PSBB I pun berlanjut ke PSBB 2. Saat itu, honor para penjaga masih ditanggung pihak kelurahan. “Pihak RT hanya menyumbang konsumsi. Kami juga tetap aktif menjaga portal masuk RT. Dan, seminggu sekali tetap menerapkan penyemprotan disinfektan,” katanya

LAGI, 1 WARGA TERPAPAR DI PSBB 3

PSBB 2 berlanjut ke PSBB 3. Memasuki PSBB 3, satu warga lagi terpapar. Sebut saja Andi. Dia driver online. Istri dan dua anaknya non reaktif dan diungsikan ke rumah mertuanya. Andi juga karena tuntutan biaya keluarga terkadang harus keluar rumah malam hari untuk nge-driver online.

”Bila ada warga yang melarang, apa mau biayai keluarga saya. Saya beri masukan kepada pemerintah, bila warga isolasi mandiri selain diberi bantu makan seharusnya ada bantuan BLT, Rp.100 sampai 200 ribu per hari,” kata Andi dua hari sebelumnya. Andi menjalani isolasi mandiri sampai 1,5 bulan dan akhirnya sembuh dibuktikan surat keterangan sehat dari Puskesmas Kecamatan Kota Sidoarjo.

Pada masa PSBB 3, murni biayanya swadaya warga RT.06 sendiri. Warga iuran untuk membayar tiga penjaga portal total 150.000 per hari. Selain itu, warga juga  menyediakan konsumsi.  “Kami tidak keberatan meski biaya mandiri. Yang penting warga sehat semua,” katanya.

JAMAAH MUSHOLA SEDIA FREE SEMBAKO

Dalam era pandemi, jamaah mushola RT.06 juga diaktifkan. Ada sajian bahan sembako yang diletakkan di dekat kas mushola. Sajian itu terdiri mie instant, minyak goreng kecil, beras dikemasi 250 gram. Ada tulisan bila Anda membutuhkan silakan diambil. ”Namun program ini hanya berlangsung satu bulan,” kata Pak Koes yang putri tunggalnya duduk di Fakultas Kedokteran Unair di semester akhir ini.

Lingkungan RT juga pernah dimasuki tiga mahasiswa Unair untuk bagi-bagi hand sanitizer dan sosialisasi penerapan protokol kesehatan bagi warga. ”Saya sangat mengapresiasi kegiatan ini dan seharusnya diaktifkan lagi.Supaya warga terus sadar,” ujarnya.

Kini Sidoarjo bergerak ke zona kuning. Bisnis mulai menggeliat. Namun dia mengingatkan agar warga tidak lengah tapi tetap waspada karena Covid-19 masih mengancam.

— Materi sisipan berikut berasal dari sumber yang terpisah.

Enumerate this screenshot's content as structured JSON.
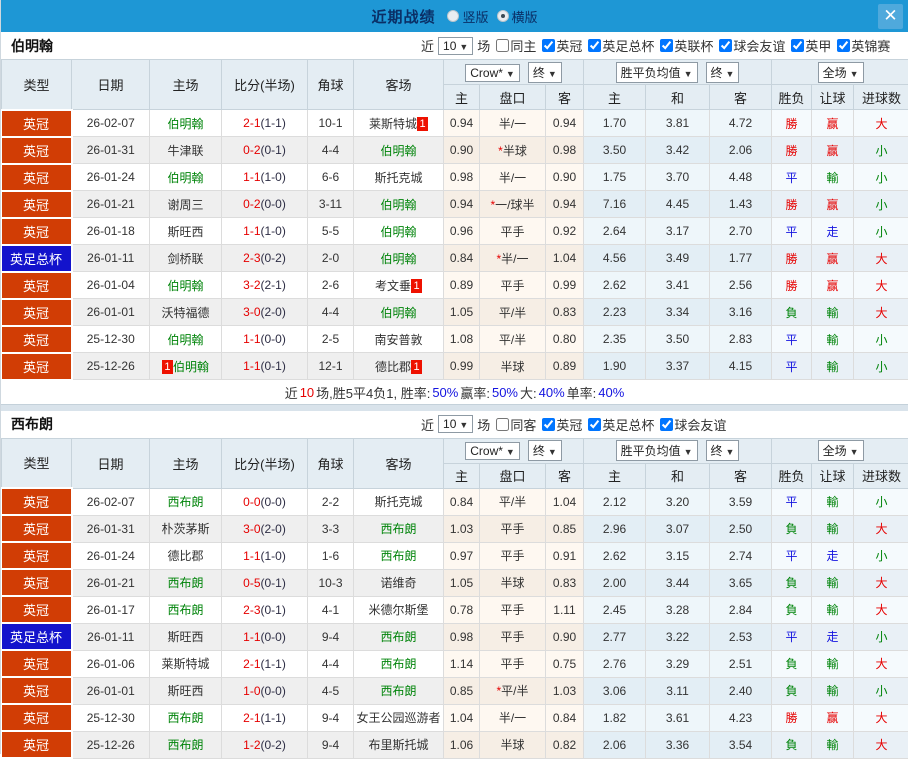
{
  "topbar": {
    "title": "近期战绩",
    "radio_vertical": "竖版",
    "radio_horizontal": "横版",
    "selected_mode": "横版",
    "close_label": "✕"
  },
  "colors": {
    "topbar_bg": "#1e97d5",
    "league_red": "#d13d05",
    "cup_blue": "#1313cc",
    "win_red": "#e60000",
    "draw_blue": "#1414e0",
    "loss_green": "#00840a"
  },
  "header": {
    "fixed_cols": [
      "类型",
      "日期",
      "主场",
      "比分(半场)",
      "角球",
      "客场"
    ],
    "group1_select": "Crow*",
    "group1_final_select": "终",
    "group1_cols": [
      "主",
      "盘口",
      "客"
    ],
    "group2_select": "胜平负均值",
    "group2_final_select": "终",
    "group2_cols": [
      "主",
      "和",
      "客"
    ],
    "group3_select": "全场",
    "group3_cols": [
      "胜负",
      "让球",
      "进球数"
    ]
  },
  "sections": [
    {
      "team": "伯明翰",
      "filter": {
        "near_label": "近",
        "count": "10",
        "games_label": "场",
        "same_label": "同主",
        "same_checked": false,
        "leagues": [
          "英冠",
          "英足总杯",
          "英联杯",
          "球会友谊",
          "英甲",
          "英锦赛"
        ]
      },
      "rows": [
        {
          "t": "英冠",
          "tc": "r",
          "d": "26-02-07",
          "h": "伯明翰",
          "hg": true,
          "hb": "",
          "hbb": false,
          "s": "2-1",
          "sh": "(1-1)",
          "cn": "10-1",
          "a": "莱斯特城",
          "ag": false,
          "ab": "1",
          "o1": "0.94",
          "hc": "半/一",
          "o2": "0.94",
          "e1": "1.70",
          "e2": "3.81",
          "e3": "4.72",
          "r1": "勝",
          "r2": "赢",
          "r3": "大"
        },
        {
          "t": "英冠",
          "tc": "r",
          "d": "26-01-31",
          "h": "牛津联",
          "hg": false,
          "hb": "",
          "hbb": false,
          "s": "0-2",
          "sh": "(0-1)",
          "cn": "4-4",
          "a": "伯明翰",
          "ag": true,
          "ab": "",
          "o1": "0.90",
          "hc": "*半球",
          "o2": "0.98",
          "e1": "3.50",
          "e2": "3.42",
          "e3": "2.06",
          "r1": "勝",
          "r2": "赢",
          "r3": "小"
        },
        {
          "t": "英冠",
          "tc": "r",
          "d": "26-01-24",
          "h": "伯明翰",
          "hg": true,
          "hb": "",
          "hbb": false,
          "s": "1-1",
          "sh": "(1-0)",
          "cn": "6-6",
          "a": "斯托克城",
          "ag": false,
          "ab": "",
          "o1": "0.98",
          "hc": "半/一",
          "o2": "0.90",
          "e1": "1.75",
          "e2": "3.70",
          "e3": "4.48",
          "r1": "平",
          "r2": "輸",
          "r3": "小"
        },
        {
          "t": "英冠",
          "tc": "r",
          "d": "26-01-21",
          "h": "谢周三",
          "hg": false,
          "hb": "",
          "hbb": false,
          "s": "0-2",
          "sh": "(0-0)",
          "cn": "3-11",
          "a": "伯明翰",
          "ag": true,
          "ab": "",
          "o1": "0.94",
          "hc": "*一/球半",
          "o2": "0.94",
          "e1": "7.16",
          "e2": "4.45",
          "e3": "1.43",
          "r1": "勝",
          "r2": "赢",
          "r3": "小"
        },
        {
          "t": "英冠",
          "tc": "r",
          "d": "26-01-18",
          "h": "斯旺西",
          "hg": false,
          "hb": "",
          "hbb": false,
          "s": "1-1",
          "sh": "(1-0)",
          "cn": "5-5",
          "a": "伯明翰",
          "ag": true,
          "ab": "",
          "o1": "0.96",
          "hc": "平手",
          "o2": "0.92",
          "e1": "2.64",
          "e2": "3.17",
          "e3": "2.70",
          "r1": "平",
          "r2": "走",
          "r3": "小"
        },
        {
          "t": "英足总杯",
          "tc": "b",
          "d": "26-01-11",
          "h": "剑桥联",
          "hg": false,
          "hb": "",
          "hbb": false,
          "s": "2-3",
          "sh": "(0-2)",
          "cn": "2-0",
          "a": "伯明翰",
          "ag": true,
          "ab": "",
          "o1": "0.84",
          "hc": "*半/一",
          "o2": "1.04",
          "e1": "4.56",
          "e2": "3.49",
          "e3": "1.77",
          "r1": "勝",
          "r2": "赢",
          "r3": "大"
        },
        {
          "t": "英冠",
          "tc": "r",
          "d": "26-01-04",
          "h": "伯明翰",
          "hg": true,
          "hb": "",
          "hbb": false,
          "s": "3-2",
          "sh": "(2-1)",
          "cn": "2-6",
          "a": "考文垂",
          "ag": false,
          "ab": "1",
          "o1": "0.89",
          "hc": "平手",
          "o2": "0.99",
          "e1": "2.62",
          "e2": "3.41",
          "e3": "2.56",
          "r1": "勝",
          "r2": "赢",
          "r3": "大"
        },
        {
          "t": "英冠",
          "tc": "r",
          "d": "26-01-01",
          "h": "沃特福德",
          "hg": false,
          "hb": "",
          "hbb": false,
          "s": "3-0",
          "sh": "(2-0)",
          "cn": "4-4",
          "a": "伯明翰",
          "ag": true,
          "ab": "",
          "o1": "1.05",
          "hc": "平/半",
          "o2": "0.83",
          "e1": "2.23",
          "e2": "3.34",
          "e3": "3.16",
          "r1": "負",
          "r2": "輸",
          "r3": "大"
        },
        {
          "t": "英冠",
          "tc": "r",
          "d": "25-12-30",
          "h": "伯明翰",
          "hg": true,
          "hb": "",
          "hbb": false,
          "s": "1-1",
          "sh": "(0-0)",
          "cn": "2-5",
          "a": "南安普敦",
          "ag": false,
          "ab": "",
          "o1": "1.08",
          "hc": "平/半",
          "o2": "0.80",
          "e1": "2.35",
          "e2": "3.50",
          "e3": "2.83",
          "r1": "平",
          "r2": "輸",
          "r3": "小"
        },
        {
          "t": "英冠",
          "tc": "r",
          "d": "25-12-26",
          "h": "伯明翰",
          "hg": true,
          "hb": "1",
          "hbb": true,
          "s": "1-1",
          "sh": "(0-1)",
          "cn": "12-1",
          "a": "德比郡",
          "ag": false,
          "ab": "1",
          "o1": "0.99",
          "hc": "半球",
          "o2": "0.89",
          "e1": "1.90",
          "e2": "3.37",
          "e3": "4.15",
          "r1": "平",
          "r2": "輸",
          "r3": "小"
        }
      ],
      "summary_parts": [
        {
          "t": "近",
          "c": "k"
        },
        {
          "t": "10",
          "c": "r"
        },
        {
          "t": "场,胜5平4负1, 胜率:",
          "c": "k"
        },
        {
          "t": "50%",
          "c": "b"
        },
        {
          "t": " 赢率:",
          "c": "k"
        },
        {
          "t": "50%",
          "c": "b"
        },
        {
          "t": " 大:",
          "c": "k"
        },
        {
          "t": "40%",
          "c": "b"
        },
        {
          "t": " 单率:",
          "c": "k"
        },
        {
          "t": "40%",
          "c": "b"
        }
      ]
    },
    {
      "team": "西布朗",
      "filter": {
        "near_label": "近",
        "count": "10",
        "games_label": "场",
        "same_label": "同客",
        "same_checked": false,
        "leagues": [
          "英冠",
          "英足总杯",
          "球会友谊"
        ]
      },
      "rows": [
        {
          "t": "英冠",
          "tc": "r",
          "d": "26-02-07",
          "h": "西布朗",
          "hg": true,
          "hb": "",
          "hbb": false,
          "s": "0-0",
          "sh": "(0-0)",
          "cn": "2-2",
          "a": "斯托克城",
          "ag": false,
          "ab": "",
          "o1": "0.84",
          "hc": "平/半",
          "o2": "1.04",
          "e1": "2.12",
          "e2": "3.20",
          "e3": "3.59",
          "r1": "平",
          "r2": "輸",
          "r3": "小"
        },
        {
          "t": "英冠",
          "tc": "r",
          "d": "26-01-31",
          "h": "朴茨茅斯",
          "hg": false,
          "hb": "",
          "hbb": false,
          "s": "3-0",
          "sh": "(2-0)",
          "cn": "3-3",
          "a": "西布朗",
          "ag": true,
          "ab": "",
          "o1": "1.03",
          "hc": "平手",
          "o2": "0.85",
          "e1": "2.96",
          "e2": "3.07",
          "e3": "2.50",
          "r1": "負",
          "r2": "輸",
          "r3": "大"
        },
        {
          "t": "英冠",
          "tc": "r",
          "d": "26-01-24",
          "h": "德比郡",
          "hg": false,
          "hb": "",
          "hbb": false,
          "s": "1-1",
          "sh": "(1-0)",
          "cn": "1-6",
          "a": "西布朗",
          "ag": true,
          "ab": "",
          "o1": "0.97",
          "hc": "平手",
          "o2": "0.91",
          "e1": "2.62",
          "e2": "3.15",
          "e3": "2.74",
          "r1": "平",
          "r2": "走",
          "r3": "小"
        },
        {
          "t": "英冠",
          "tc": "r",
          "d": "26-01-21",
          "h": "西布朗",
          "hg": true,
          "hb": "",
          "hbb": false,
          "s": "0-5",
          "sh": "(0-1)",
          "cn": "10-3",
          "a": "诺维奇",
          "ag": false,
          "ab": "",
          "o1": "1.05",
          "hc": "半球",
          "o2": "0.83",
          "e1": "2.00",
          "e2": "3.44",
          "e3": "3.65",
          "r1": "負",
          "r2": "輸",
          "r3": "大"
        },
        {
          "t": "英冠",
          "tc": "r",
          "d": "26-01-17",
          "h": "西布朗",
          "hg": true,
          "hb": "",
          "hbb": false,
          "s": "2-3",
          "sh": "(0-1)",
          "cn": "4-1",
          "a": "米德尔斯堡",
          "ag": false,
          "ab": "",
          "o1": "0.78",
          "hc": "平手",
          "o2": "1.11",
          "e1": "2.45",
          "e2": "3.28",
          "e3": "2.84",
          "r1": "負",
          "r2": "輸",
          "r3": "大"
        },
        {
          "t": "英足总杯",
          "tc": "b",
          "d": "26-01-11",
          "h": "斯旺西",
          "hg": false,
          "hb": "",
          "hbb": false,
          "s": "1-1",
          "sh": "(0-0)",
          "cn": "9-4",
          "a": "西布朗",
          "ag": true,
          "ab": "",
          "o1": "0.98",
          "hc": "平手",
          "o2": "0.90",
          "e1": "2.77",
          "e2": "3.22",
          "e3": "2.53",
          "r1": "平",
          "r2": "走",
          "r3": "小"
        },
        {
          "t": "英冠",
          "tc": "r",
          "d": "26-01-06",
          "h": "莱斯特城",
          "hg": false,
          "hb": "",
          "hbb": false,
          "s": "2-1",
          "sh": "(1-1)",
          "cn": "4-4",
          "a": "西布朗",
          "ag": true,
          "ab": "",
          "o1": "1.14",
          "hc": "平手",
          "o2": "0.75",
          "e1": "2.76",
          "e2": "3.29",
          "e3": "2.51",
          "r1": "負",
          "r2": "輸",
          "r3": "大"
        },
        {
          "t": "英冠",
          "tc": "r",
          "d": "26-01-01",
          "h": "斯旺西",
          "hg": false,
          "hb": "",
          "hbb": false,
          "s": "1-0",
          "sh": "(0-0)",
          "cn": "4-5",
          "a": "西布朗",
          "ag": true,
          "ab": "",
          "o1": "0.85",
          "hc": "*平/半",
          "o2": "1.03",
          "e1": "3.06",
          "e2": "3.11",
          "e3": "2.40",
          "r1": "負",
          "r2": "輸",
          "r3": "小"
        },
        {
          "t": "英冠",
          "tc": "r",
          "d": "25-12-30",
          "h": "西布朗",
          "hg": true,
          "hb": "",
          "hbb": false,
          "s": "2-1",
          "sh": "(1-1)",
          "cn": "9-4",
          "a": "女王公园巡游者",
          "ag": false,
          "ab": "",
          "o1": "1.04",
          "hc": "半/一",
          "o2": "0.84",
          "e1": "1.82",
          "e2": "3.61",
          "e3": "4.23",
          "r1": "勝",
          "r2": "赢",
          "r3": "大"
        },
        {
          "t": "英冠",
          "tc": "r",
          "d": "25-12-26",
          "h": "西布朗",
          "hg": true,
          "hb": "",
          "hbb": false,
          "s": "1-2",
          "sh": "(0-2)",
          "cn": "9-4",
          "a": "布里斯托城",
          "ag": false,
          "ab": "",
          "o1": "1.06",
          "hc": "半球",
          "o2": "0.82",
          "e1": "2.06",
          "e2": "3.36",
          "e3": "3.54",
          "r1": "負",
          "r2": "輸",
          "r3": "大"
        }
      ],
      "summary_parts": []
    }
  ]
}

”Saya  berharap warga tetap menerapkan protokol kesehatan. Tetap bermasker, hindari kerumunan, dan jangan lupa cuci tangan. Saya berdoa, agar Allah SWT segera mengangkat penyakit Covid-19 ini. Sehingga kita bisa beraktivitas normal kembali. Amin!,” ujarnya.

Di saat RT lain surut, warga RT 06 aktif lakukan penyemprotan disinfektan seminggu sekali.

Setelah perbincangan usai, Pak Koes ditemani dua pemuda Satgas Covid-19 RT.06 kemudian pamit meneruskan pekerjaannya melakukan penyemprotan disinfektan di lingkungan RT. Meski RT tidak berlabel Kampung Tangguh, tapi RT ini sudah Tangguh sejak dari akarnya. (Mochamad Makruf)*

 

*Penulis adalah Peraih FJPP (Fellowship Jurnalisme Perubahan Perilaku), Dewan Pers-Satgas Covid-19.